When it comes to guns, the Supreme Court under Chief Justice John Roberts has been strict on the Second Amendment and has ruled unconstitutional any number of state efforts to control the proliferation and type of firearms in our communities. Many parts of this country — and certainly the city of Chicago is one of them — face a crisis of gun violence, caused in no small part by lax rules, loopholes and uneven enforcement of laws on the books. It is notable, then, that Alito, arguably this Supreme Court’s most conservative justice, openly urged the legislative branch to amend the law and do what the high court said ATF couldn’t — ban bump stocks.

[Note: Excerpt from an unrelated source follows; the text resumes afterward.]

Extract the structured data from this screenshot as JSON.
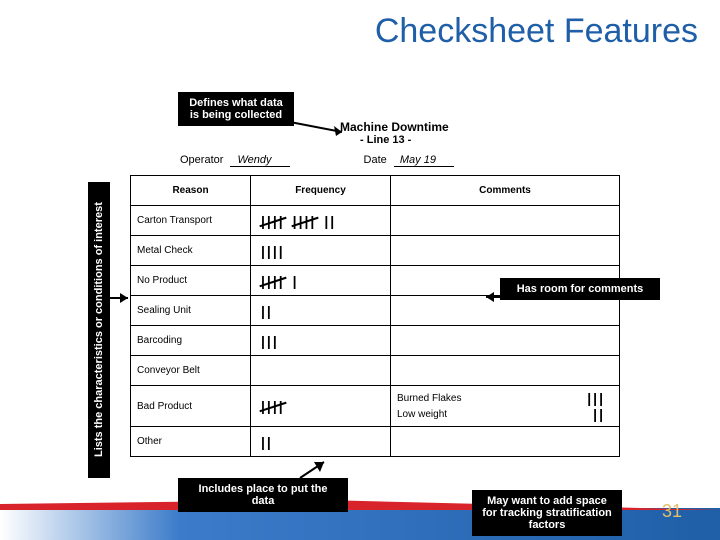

What’s notable, too, is that the ATF rule was approved in 2018, when Donald Trump was president. Trump acted following the Las Vegas mass shooting in which a gunman used a bump-stock device to fire upon a crowd attending a concert, killing close to 60 and injuring over 400 more. It was the deadliest mass shooting in U.S. history, so shocking that even a president who had campaigned in 2016 on the highly questionable notion that the Second Amendment was “under siege” felt compelled to act.
So the ban on bump stocks is one of the few matters on which Trump and President Joe Biden agree. Given that reality, it ought to be a piece of cake to get Congress to codify the rule the high court just invalidated. Right?